The E-3D is absolutely central to the execution of the air operations plan. The mission sets that the guys get stuck into when they get airborne range across all sorts of things from control of air-to-air refuelling to dynamic tasking and targeting, check in, and force accountability for all the assets in the joint operations area.

The UK operates the Sentry aircraft as part of the overall NATO AEW force. We’re operating under NATO command and control and we are collocated with the NATO E-3A aircraft. We have part of the task in each 24 hours and so does the E-3A.

The forward operating base here is one of several operated by the NATO AEW component, of which the E-3D is a part. These bases have been running for a large number of years, so being able to come here with the infrastructure that it offers in terms of logistics support, to be able to operate both types of aircraft from here, is a real bonus.

Crew members onboard an RAF E-3D Sentry aircraft (stock image)

Crew members onboard an RAF E-3D Sentry aircraft (stock image) [Picture: Senior Aircraftman Andy Stevens, Crown Copyright/MOD 2010]

In a typical nine-hour mission the 18-strong crew will be responsible for delivering the whole planned air operation, and for providing surveillance to identify any violations of the no-fly zone.

Tactical Director Craige Curry describes the work:

There are various jobs, all essential to make the mission a success. We need the technicians to give us the radios, the displays and the radar. The controllers control all of the tactical air assets to achieve the effects within Libyan airspace, but also extend their range by controlling tanker assets, making sure we efficiently manage the tanker plot to get the fast jets onto the tanker as quickly as possible to maximise their time over the target area.

At any time we could be controlling between 50 and 120 aircraft within the operating area. It’s a very rewarding but challenging environment to operate in as a combat-ready operator. You are proving yourself within the environment you are trained to operate within.

We have a period of very intense concentration where the guys are working constantly throughout the on-station period with very little opportunity for respite.
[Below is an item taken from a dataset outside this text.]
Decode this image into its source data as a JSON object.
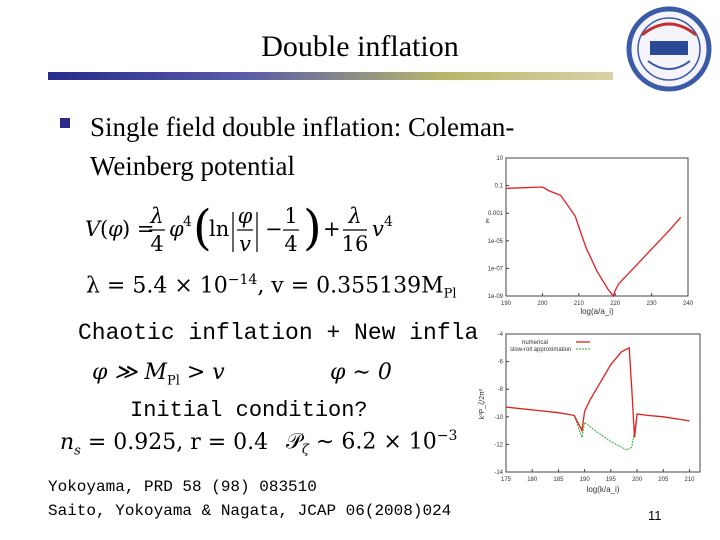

But missions are far from typical. No two are alike, and even the length can be unpredictable. Sometimes the E-3D has had to extend its mission, arranging its own air-to-air refuelling.
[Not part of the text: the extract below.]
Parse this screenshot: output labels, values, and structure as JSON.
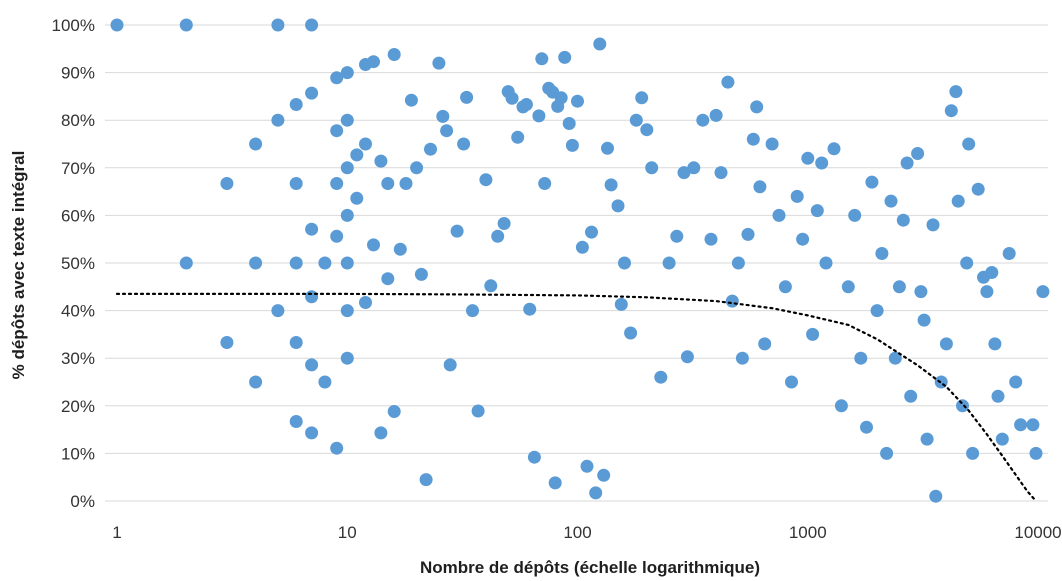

The Sentry began operating before most nations’ aircraft even arrived. Britain deployed the E-3D to support the evacuation of UK citizens from Libya at the end of February. Then the aircraft was providing air and surface surveillance, gathering evidence of Colonel Gaddafi’s attacks on civilians that could be used to make the case for intervention by the United Nations.

Once United Nations Security Council Resolution 1973 was passed, the Sentry was busy gathering information about the disposition of the Gaddafi regime forces, and when air operations began it moved to its current role.

Squadron Leader Parker added:

The thing to bear in mind in all of that is the compression of all those phases from the evacuation through to surveillance, through to the opening nights of the campaign, and the sustained high tempo of operations we’ve got now.

Given that the AEW platform is central to the plan, the agility required of the crews to be able to switch quickly from one phase to the other cannot be underestimated. They’ve done that well. They’ve done that very well, in fact. It’s a huge achievement for the whole detachment, from the engineers keeping the aircraft airborne to the crews flying the tasks day in and day out.